An exciting ten-way phone bidding war has seen a highly carved 16th century Ming Dynasty libation cup sell for four times it estimate to a British collector for £200,000 at Sworders Fine Art auctioneers of Stansted Mountfitchet.
Of exceptional design, the 400-year-old 7½ wide by 5½in high (19cm x 14cm) cup is made from rhinoceros horn, so subject to strict international laws, drawn up to protect endangered species, that allow for the sale and export of such pieces under highly restricted conditions.
The sale at Sworders, which included a number of other highlights, is part of a wider celebration of works of art from China, Japan, Korea and India that has grown up during the ten-day Asian Art in London festival of auctions, gallery shows, museum exhibitions and talks that bring in collectors and academics from all over the world.
Sworders’ libation cup, which had carried a top estimate of £50,000, is just the latest in a series of exceptional Chinese works sold by the Essex auction house. In April 2014, they took £150,000 hammer for a very large, carved Zitan wood ‘Hundred Boys’ bitong or brushpot, dating to the late 18th or early 19th century, that had been used as a doorstop in a Hertfordshire cottage for over 40 years.
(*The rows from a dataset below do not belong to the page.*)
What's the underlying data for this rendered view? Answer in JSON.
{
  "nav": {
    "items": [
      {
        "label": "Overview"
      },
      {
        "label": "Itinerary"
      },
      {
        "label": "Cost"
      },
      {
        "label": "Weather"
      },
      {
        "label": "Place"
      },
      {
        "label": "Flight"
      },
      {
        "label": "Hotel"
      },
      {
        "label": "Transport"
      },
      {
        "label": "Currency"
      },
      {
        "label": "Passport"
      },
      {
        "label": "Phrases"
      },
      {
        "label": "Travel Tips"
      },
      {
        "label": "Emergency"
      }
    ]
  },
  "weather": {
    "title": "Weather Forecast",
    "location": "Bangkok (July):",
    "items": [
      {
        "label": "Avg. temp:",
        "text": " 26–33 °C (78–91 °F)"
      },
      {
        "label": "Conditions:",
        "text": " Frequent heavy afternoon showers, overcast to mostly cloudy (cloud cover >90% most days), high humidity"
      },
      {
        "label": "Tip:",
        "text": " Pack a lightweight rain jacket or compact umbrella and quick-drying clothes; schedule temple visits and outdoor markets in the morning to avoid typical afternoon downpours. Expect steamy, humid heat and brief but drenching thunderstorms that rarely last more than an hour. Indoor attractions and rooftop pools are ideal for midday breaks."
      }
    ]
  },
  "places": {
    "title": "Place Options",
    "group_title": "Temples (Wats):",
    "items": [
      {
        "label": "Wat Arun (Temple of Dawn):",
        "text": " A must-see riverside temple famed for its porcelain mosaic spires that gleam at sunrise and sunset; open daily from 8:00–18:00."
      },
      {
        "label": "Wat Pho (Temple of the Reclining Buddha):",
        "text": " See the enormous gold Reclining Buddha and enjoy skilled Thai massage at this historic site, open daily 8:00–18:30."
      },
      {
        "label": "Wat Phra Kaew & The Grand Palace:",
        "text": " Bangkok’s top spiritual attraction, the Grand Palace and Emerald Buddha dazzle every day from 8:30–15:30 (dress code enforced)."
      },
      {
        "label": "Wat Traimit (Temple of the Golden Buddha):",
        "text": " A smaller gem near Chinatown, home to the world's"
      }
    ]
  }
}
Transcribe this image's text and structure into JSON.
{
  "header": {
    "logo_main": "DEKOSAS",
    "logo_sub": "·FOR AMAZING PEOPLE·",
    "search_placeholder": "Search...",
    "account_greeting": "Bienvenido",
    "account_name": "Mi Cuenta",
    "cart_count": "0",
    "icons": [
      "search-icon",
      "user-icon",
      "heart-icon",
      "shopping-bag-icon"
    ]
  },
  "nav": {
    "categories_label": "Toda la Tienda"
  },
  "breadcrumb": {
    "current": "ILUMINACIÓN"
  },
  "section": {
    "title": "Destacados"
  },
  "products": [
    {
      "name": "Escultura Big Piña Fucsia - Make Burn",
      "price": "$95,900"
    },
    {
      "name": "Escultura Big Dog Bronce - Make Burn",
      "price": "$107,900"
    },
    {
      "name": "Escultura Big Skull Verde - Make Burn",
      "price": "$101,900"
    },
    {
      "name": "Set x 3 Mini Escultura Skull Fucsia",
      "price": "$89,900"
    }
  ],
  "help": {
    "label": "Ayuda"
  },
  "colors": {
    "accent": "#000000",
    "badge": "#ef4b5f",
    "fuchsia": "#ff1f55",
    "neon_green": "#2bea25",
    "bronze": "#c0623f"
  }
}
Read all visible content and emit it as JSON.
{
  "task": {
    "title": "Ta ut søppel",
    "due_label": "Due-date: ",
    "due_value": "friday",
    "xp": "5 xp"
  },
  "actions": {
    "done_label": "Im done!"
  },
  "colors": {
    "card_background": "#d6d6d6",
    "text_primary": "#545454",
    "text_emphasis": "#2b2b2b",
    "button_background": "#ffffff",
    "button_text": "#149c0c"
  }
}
“We have taken a special interest in Asian art – and particularly Chinese works of art – for a number of years, and are privileged to have native Chinese speaker among our specialist staff who has been of invaluable help in developing this area of expertise for us,” said Sworders managing director Guy Schooling.
“Together with the expert knowledge of our other specialists in this field, this has led to a number of outstanding sales of this type at our Essex saleroom.”